Recursive Backtracking

1 - Recursive Backtracking

You should be familiar with some of the uses of recursion at this point. We typically use recursion to split a problem into one or a small number of simple, repeatable steps. One popular way to implement a recursive search is to search one step at a time until you hit a dead end (or impossible situation) or find a solution. If you’ve successfully found a solution, you’re done. If your recursive call returns unsuccessful, remove that value from the list of potential solutions and continue to search until you’ve exhausted all possibilities.

Recursive backtracking is a ordered for searching a solution space. Worst case time complexity wise it’s often on par with a brute-force search - but in reality it’s much faster. This is because in backtracking when we reach an arrangement where no possible solutions could exist with the current selection (a dead end) we forget about testing further options down this path and backtrack - undo the last setting and try something else.

Recursive Backtracing solutions often look like this:

  1. solve() function : performs whatever necessary setup and calls the helper
  2. recursive_helper() function : iterates over posibilities in some sub domain.
    • In N-Queens, this domain is a row. After checking if an option is_valid(), recursive_helper() calls itself on the next row after to test each option. It returns true if it has reached the end OR if its child call returns true. It returns false otherwise to tell the caller it has reached a dead end.
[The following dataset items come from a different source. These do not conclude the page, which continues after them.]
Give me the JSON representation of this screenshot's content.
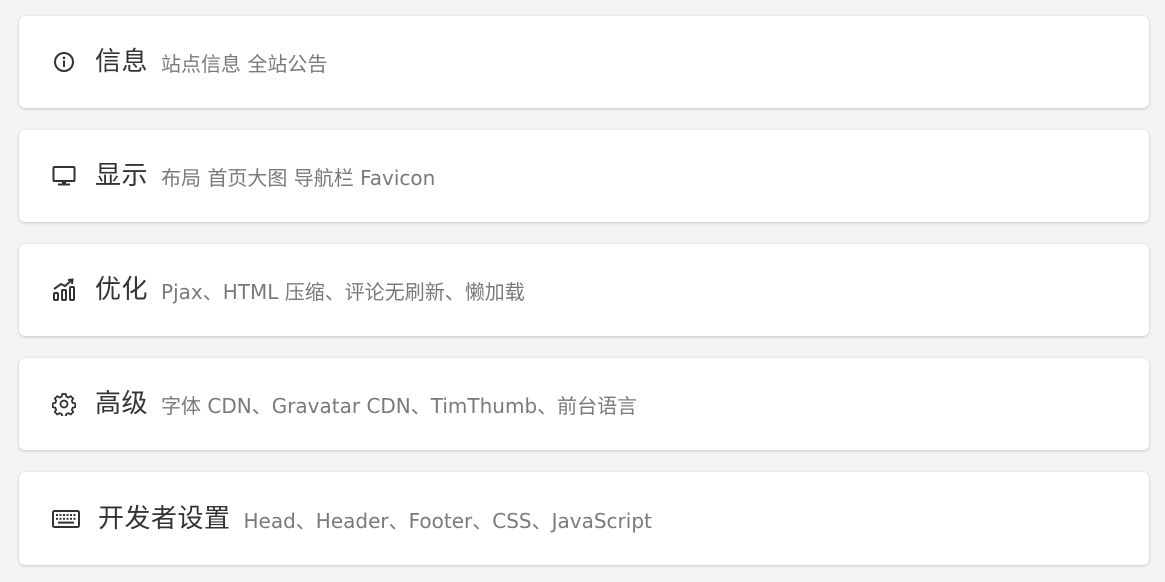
{
  "settings_cards": [
    {
      "title": "信息",
      "desc": "站点信息 全站公告",
      "icon": "info-circle-icon"
    },
    {
      "title": "显示",
      "desc": "布局 首页大图 导航栏 Favicon",
      "icon": "monitor-icon"
    },
    {
      "title": "优化",
      "desc": "Pjax、HTML 压缩、评论无刷新、懒加载",
      "icon": "chart-growth-icon"
    },
    {
      "title": "高级",
      "desc": "字体 CDN、Gravatar CDN、TimThumb、前台语言",
      "icon": "gear-icon"
    },
    {
      "title": "开发者设置",
      "desc": "Head、Header、Footer、CSS、JavaScript",
      "icon": "keyboard-icon"
    }
  ]
}
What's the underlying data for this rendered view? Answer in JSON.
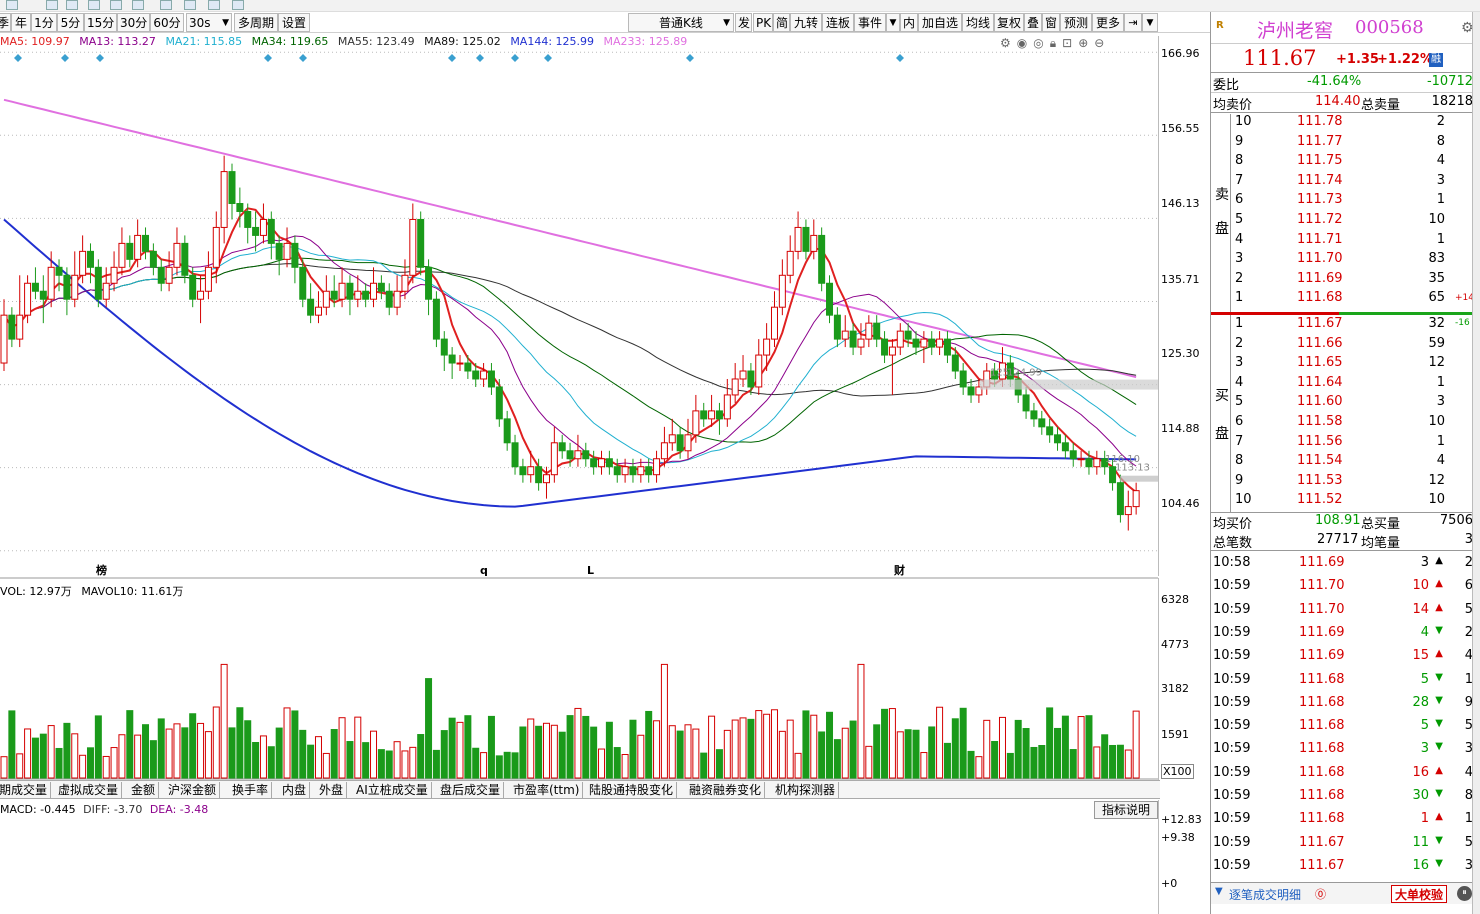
{
  "toolbar": {
    "items": [
      "季",
      "年",
      "1分",
      "5分",
      "15分",
      "30分",
      "60分",
      "30s",
      "多周期",
      "设置",
      "普通K线",
      "发",
      "PK",
      "简",
      "九转",
      "连板",
      "事件",
      "内",
      "加自选",
      "均线",
      "复权",
      "叠",
      "窗",
      "预测",
      "更多"
    ]
  },
  "legend": {
    "ma5": "MA5: 109.97",
    "ma13": "MA13: 113.27",
    "ma21": "MA21: 115.85",
    "ma34": "MA34: 119.65",
    "ma55": "MA55: 123.49",
    "ma89": "MA89: 125.02",
    "ma144": "MA144: 125.99",
    "ma233": "MA233: 125.89",
    "colors": {
      "ma5": "#e02020",
      "ma13": "#8b008b",
      "ma21": "#20b0d0",
      "ma34": "#006400",
      "ma55": "#333333",
      "ma89": "#111111",
      "ma144": "#2030d0",
      "ma233": "#e070e0"
    }
  },
  "price_axis": [
    "166.96",
    "156.55",
    "146.13",
    "135.71",
    "125.30",
    "114.88",
    "104.46"
  ],
  "price_marks": [
    "125.",
    "124.99",
    "116.10",
    "113.13"
  ],
  "chart_markers": [
    "榜",
    "q",
    "L",
    "财"
  ],
  "volume": {
    "legend_a": "VOL: 12.97万",
    "legend_b": "MAVOL10: 11.61万",
    "axis": [
      "6328",
      "4773",
      "3182",
      "1591"
    ],
    "unit": "X100"
  },
  "indicator_tabs": [
    "期成交量",
    "虚拟成交量",
    "金额",
    "沪深金额",
    "换手率",
    "内盘",
    "外盘",
    "AI立桩成交量",
    "盘后成交量",
    "市盈率(ttm)",
    "陆股通持股变化",
    "融资融券变化",
    "机构探测器"
  ],
  "macd": {
    "legend_a": "MACD: -0.445",
    "legend_b": "DIFF: -3.70",
    "legend_c": "DEA: -3.48",
    "axis": [
      "+12.83",
      "+9.38",
      "+0"
    ],
    "help_label": "指标说明"
  },
  "quote": {
    "name": "泸州老窖",
    "code": "000568",
    "price": "111.67",
    "change": "+1.35",
    "pct": "+1.22%",
    "tag": "融",
    "weibi_label": "委比",
    "weibi_pct": "-41.64%",
    "weibi_val": "-10712",
    "avg_sell_label": "均卖价",
    "avg_sell": "114.40",
    "total_sell_label": "总卖量",
    "total_sell": "18218",
    "sell_label_a": "卖",
    "sell_label_b": "盘",
    "buy_label_a": "买",
    "buy_label_b": "盘",
    "sell_extra": "+14",
    "buy_extra": "-16",
    "asks": [
      {
        "lvl": "10",
        "price": "111.78",
        "vol": "2"
      },
      {
        "lvl": "9",
        "price": "111.77",
        "vol": "8"
      },
      {
        "lvl": "8",
        "price": "111.75",
        "vol": "4"
      },
      {
        "lvl": "7",
        "price": "111.74",
        "vol": "3"
      },
      {
        "lvl": "6",
        "price": "111.73",
        "vol": "1"
      },
      {
        "lvl": "5",
        "price": "111.72",
        "vol": "10"
      },
      {
        "lvl": "4",
        "price": "111.71",
        "vol": "1"
      },
      {
        "lvl": "3",
        "price": "111.70",
        "vol": "83"
      },
      {
        "lvl": "2",
        "price": "111.69",
        "vol": "35"
      },
      {
        "lvl": "1",
        "price": "111.68",
        "vol": "65"
      }
    ],
    "bids": [
      {
        "lvl": "1",
        "price": "111.67",
        "vol": "32"
      },
      {
        "lvl": "2",
        "price": "111.66",
        "vol": "59"
      },
      {
        "lvl": "3",
        "price": "111.65",
        "vol": "12"
      },
      {
        "lvl": "4",
        "price": "111.64",
        "vol": "1"
      },
      {
        "lvl": "5",
        "price": "111.60",
        "vol": "3"
      },
      {
        "lvl": "6",
        "price": "111.58",
        "vol": "10"
      },
      {
        "lvl": "7",
        "price": "111.56",
        "vol": "1"
      },
      {
        "lvl": "8",
        "price": "111.54",
        "vol": "4"
      },
      {
        "lvl": "9",
        "price": "111.53",
        "vol": "12"
      },
      {
        "lvl": "10",
        "price": "111.52",
        "vol": "10"
      }
    ],
    "avg_buy_label": "均买价",
    "avg_buy": "108.91",
    "total_buy_label": "总买量",
    "total_buy": "7506",
    "total_trades_label": "总笔数",
    "total_trades": "27717",
    "avg_per_label": "均笔量",
    "avg_per": "3"
  },
  "trades": [
    {
      "t": "10:58",
      "p": "111.69",
      "v": "3",
      "dir": "up",
      "c": "black",
      "n": "2"
    },
    {
      "t": "10:59",
      "p": "111.70",
      "v": "10",
      "dir": "up",
      "c": "red",
      "n": "6"
    },
    {
      "t": "10:59",
      "p": "111.70",
      "v": "14",
      "dir": "up",
      "c": "red",
      "n": "5"
    },
    {
      "t": "10:59",
      "p": "111.69",
      "v": "4",
      "dir": "down",
      "c": "green",
      "n": "2"
    },
    {
      "t": "10:59",
      "p": "111.69",
      "v": "15",
      "dir": "up",
      "c": "red",
      "n": "4"
    },
    {
      "t": "10:59",
      "p": "111.68",
      "v": "5",
      "dir": "down",
      "c": "green",
      "n": "1"
    },
    {
      "t": "10:59",
      "p": "111.68",
      "v": "28",
      "dir": "down",
      "c": "green",
      "n": "9"
    },
    {
      "t": "10:59",
      "p": "111.68",
      "v": "5",
      "dir": "down",
      "c": "green",
      "n": "5"
    },
    {
      "t": "10:59",
      "p": "111.68",
      "v": "3",
      "dir": "down",
      "c": "green",
      "n": "3"
    },
    {
      "t": "10:59",
      "p": "111.68",
      "v": "16",
      "dir": "up",
      "c": "red",
      "n": "4"
    },
    {
      "t": "10:59",
      "p": "111.68",
      "v": "30",
      "dir": "down",
      "c": "green",
      "n": "8"
    },
    {
      "t": "10:59",
      "p": "111.68",
      "v": "1",
      "dir": "up",
      "c": "red",
      "n": "1"
    },
    {
      "t": "10:59",
      "p": "111.67",
      "v": "11",
      "dir": "down",
      "c": "green",
      "n": "5"
    },
    {
      "t": "10:59",
      "p": "111.67",
      "v": "16",
      "dir": "down",
      "c": "green",
      "n": "3"
    }
  ],
  "bottom": {
    "detail_label": "逐笔成交明细",
    "big_order_label": "大单校验"
  },
  "chart_data": {
    "type": "candlestick",
    "ylim": [
      101.3,
      169.0
    ],
    "candles": [
      [
        128,
        134,
        136,
        127
      ],
      [
        134,
        131,
        135,
        130
      ],
      [
        131,
        134,
        139,
        130
      ],
      [
        134,
        138,
        139,
        133
      ],
      [
        138,
        137,
        140,
        136
      ],
      [
        137,
        136,
        139,
        133
      ],
      [
        136,
        140,
        142,
        135
      ],
      [
        140,
        139,
        141,
        137
      ],
      [
        139,
        136,
        140,
        134
      ],
      [
        136,
        139,
        142,
        135
      ],
      [
        139,
        142,
        144,
        138
      ],
      [
        142,
        140,
        143,
        138
      ],
      [
        140,
        136,
        141,
        135
      ],
      [
        136,
        138,
        140,
        135
      ],
      [
        138,
        140,
        142,
        137
      ],
      [
        140,
        143,
        145,
        139
      ],
      [
        143,
        141,
        144,
        140
      ],
      [
        141,
        144,
        146,
        140
      ],
      [
        144,
        142,
        145,
        141
      ],
      [
        142,
        140,
        143,
        139
      ],
      [
        140,
        138,
        141,
        137
      ],
      [
        138,
        140,
        142,
        137
      ],
      [
        140,
        143,
        145,
        139
      ],
      [
        143,
        139,
        144,
        138
      ],
      [
        139,
        136,
        140,
        135
      ],
      [
        136,
        137,
        139,
        133
      ],
      [
        137,
        140,
        142,
        136
      ],
      [
        140,
        145,
        147,
        138
      ],
      [
        145,
        152,
        154,
        143
      ],
      [
        152,
        148,
        153,
        146
      ],
      [
        148,
        147,
        150,
        145
      ],
      [
        147,
        145,
        148,
        143
      ],
      [
        145,
        144,
        147,
        142
      ],
      [
        144,
        146,
        148,
        143
      ],
      [
        146,
        143,
        147,
        141
      ],
      [
        143,
        141,
        144,
        139
      ],
      [
        141,
        143,
        145,
        140
      ],
      [
        143,
        140,
        144,
        138
      ],
      [
        140,
        136,
        141,
        135
      ],
      [
        136,
        134,
        138,
        133
      ],
      [
        134,
        135,
        137,
        133
      ],
      [
        135,
        137,
        139,
        134
      ],
      [
        137,
        136,
        139,
        135
      ],
      [
        136,
        138,
        140,
        135
      ],
      [
        138,
        136,
        139,
        134
      ],
      [
        136,
        137,
        139,
        135
      ],
      [
        137,
        136,
        138,
        135
      ],
      [
        136,
        138,
        140,
        135
      ],
      [
        138,
        137,
        139,
        136
      ],
      [
        137,
        135,
        138,
        134
      ],
      [
        135,
        137,
        139,
        134
      ],
      [
        137,
        139,
        141,
        136
      ],
      [
        139,
        146,
        148,
        138
      ],
      [
        146,
        140,
        147,
        139
      ],
      [
        140,
        136,
        141,
        134
      ],
      [
        136,
        131,
        137,
        130
      ],
      [
        131,
        129,
        132,
        127
      ],
      [
        129,
        128,
        130,
        126
      ],
      [
        128,
        128,
        129,
        127
      ],
      [
        128,
        127,
        129,
        126
      ],
      [
        127,
        126,
        128,
        125
      ],
      [
        126,
        127,
        128,
        125
      ],
      [
        127,
        125,
        128,
        124
      ],
      [
        125,
        121,
        126,
        120
      ],
      [
        121,
        118,
        122,
        117
      ],
      [
        118,
        115,
        119,
        114
      ],
      [
        115,
        114,
        116,
        113
      ],
      [
        114,
        115,
        117,
        113
      ],
      [
        115,
        113,
        116,
        112
      ],
      [
        113,
        114,
        115,
        111
      ],
      [
        114,
        118,
        120,
        113
      ],
      [
        118,
        117,
        119,
        116
      ],
      [
        117,
        116,
        118,
        115
      ],
      [
        116,
        117,
        119,
        115
      ],
      [
        117,
        116,
        118,
        115
      ],
      [
        116,
        115,
        117,
        114
      ],
      [
        115,
        116,
        117,
        114
      ],
      [
        116,
        115,
        117,
        114
      ],
      [
        115,
        114,
        116,
        113
      ],
      [
        114,
        115,
        116,
        113
      ],
      [
        115,
        114,
        116,
        113
      ],
      [
        114,
        115,
        116,
        113
      ],
      [
        115,
        114,
        116,
        113
      ],
      [
        114,
        116,
        117,
        113
      ],
      [
        116,
        118,
        120,
        115
      ],
      [
        118,
        119,
        121,
        117
      ],
      [
        119,
        117,
        120,
        116
      ],
      [
        117,
        119,
        121,
        116
      ],
      [
        119,
        122,
        124,
        118
      ],
      [
        122,
        121,
        123,
        120
      ],
      [
        121,
        122,
        124,
        120
      ],
      [
        122,
        121,
        123,
        119
      ],
      [
        121,
        124,
        126,
        120
      ],
      [
        124,
        126,
        128,
        123
      ],
      [
        126,
        127,
        129,
        125
      ],
      [
        127,
        125,
        128,
        124
      ],
      [
        125,
        129,
        131,
        124
      ],
      [
        129,
        131,
        133,
        127
      ],
      [
        131,
        135,
        137,
        130
      ],
      [
        135,
        139,
        141,
        134
      ],
      [
        139,
        142,
        144,
        138
      ],
      [
        142,
        145,
        147,
        141
      ],
      [
        145,
        142,
        146,
        141
      ],
      [
        142,
        144,
        146,
        141
      ],
      [
        144,
        138,
        145,
        137
      ],
      [
        138,
        134,
        139,
        133
      ],
      [
        134,
        131,
        135,
        130
      ],
      [
        131,
        132,
        134,
        130
      ],
      [
        132,
        130,
        133,
        129
      ],
      [
        130,
        131,
        133,
        129
      ],
      [
        131,
        133,
        134,
        130
      ],
      [
        133,
        131,
        134,
        130
      ],
      [
        131,
        129,
        132,
        128
      ],
      [
        129,
        130,
        131,
        124
      ],
      [
        130,
        132,
        133,
        129
      ],
      [
        132,
        131,
        133,
        130
      ],
      [
        131,
        130,
        132,
        129
      ],
      [
        130,
        131,
        132,
        128
      ],
      [
        131,
        130,
        132,
        129
      ],
      [
        130,
        131,
        132,
        129
      ],
      [
        131,
        129,
        132,
        128
      ],
      [
        129,
        127,
        130,
        126
      ],
      [
        127,
        125,
        128,
        124
      ],
      [
        125,
        124,
        126,
        123
      ],
      [
        124,
        125,
        126,
        123
      ],
      [
        125,
        127,
        128,
        124
      ],
      [
        127,
        126,
        128,
        125
      ],
      [
        126,
        128,
        130,
        125
      ],
      [
        128,
        126,
        129,
        125
      ],
      [
        126,
        124,
        127,
        123
      ],
      [
        124,
        122,
        125,
        121
      ],
      [
        122,
        121,
        123,
        120
      ],
      [
        121,
        120,
        122,
        119
      ],
      [
        120,
        119,
        121,
        118
      ],
      [
        119,
        118,
        120,
        117
      ],
      [
        118,
        117,
        119,
        116
      ],
      [
        117,
        116,
        118,
        115
      ],
      [
        116,
        116,
        117,
        115
      ],
      [
        116,
        115,
        117,
        114
      ],
      [
        115,
        116,
        117,
        114
      ],
      [
        116,
        115,
        117,
        114
      ],
      [
        115,
        113,
        116,
        112
      ],
      [
        113,
        109,
        114,
        108
      ],
      [
        109,
        110,
        112,
        107
      ],
      [
        110,
        112,
        113,
        109
      ]
    ]
  }
}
If a child call returns false, undo whatever option was tested.
  3. is_valid() function : Tells you whether or not an option is viable for a specific arrangement.

1.1 - Example: N-Queens

Here’s a quick review of the N Queens problem if you are unfamiliar with it:

Let’s take a look at an example. Consider a 4x4 chessboard for simplicity.

Notice that in the second step, after we see that the second queen cannot be placed at grid (0,1), we need to undo the placement (clear it to 0) before we move on to try the next position. If we do not undo the move, then all subsequent placements on this row will always fail because we will always see a queen at (0,1).

1 0 0 0
0 0 0 0
0 0 0 0
0 0 0 0 PASS

1 0 0 0
1 0 0 0
0 0 0 0
0 0 0 0 FAIL

1 0 0 0
0 1 0 0
0 0 0 0
0 0 0 0 FAIL

1 0 0 0
0 0 1 0
0 0 0 0
0 0 0 0 PASS

1 0 0 0
0 0 1 0
1 0 0 0
0 0 0 0 FAIL

1 0 0 0
0 0 1 0
0 1 0 0
0 0 0 0 FAIL

1 0 0 0
0 0 1 0
0 0 1 0
0 0 0 0 FAIL

1 0 0 0
0 0 1 0
0 0 0 1
0 0 0 0 FAIL (entire row fails)

1 0 0 0
0 0 0 1
0 0 0 0
0 0 0 0 PASS

etc.

The first correct solution we will hit is 1, 3, 0, 2.

2 - Sudoku

Sudoku is a popular puzzle game involving a 9x9 grid and the numbers 1-9. The goal of the game is to fill board such that each row, column, and 3x3 box have the numbers 1-9 with no repeats. We will be programming a sudoku solver for lab.

Sudoku boards always start with some numbers in place, but mostly 0’s which represent squares we need to solve for.

In sudoku.cpp, you will find some functions to get you started. Your task is to implement solveHelper() called by solve(). You may change the parameters as you like. We suggest taking in the row and column of the grid space you’re trying to solve.

The basic strategy is as follows:

Start in the top left corner (0, 0) and work your way down to the bottom right corner (8, 8). At each point, check if the block needs to be solved. If the block’s value is 0, then it needs to be solved. After you have found a valid number to put in the block, try solving the next one in sequence. Continue until you have solved the puzzle or cannot find a number that will fit in the block.

In this problem, the sub-domain that each solveHelper() iterates over is a individual cell. The options are int’s 1-9, inclusive.

Compile with make, run with ./sudoku. The first two puzzles should yield a valid configuration, and the last one SHOULD fail!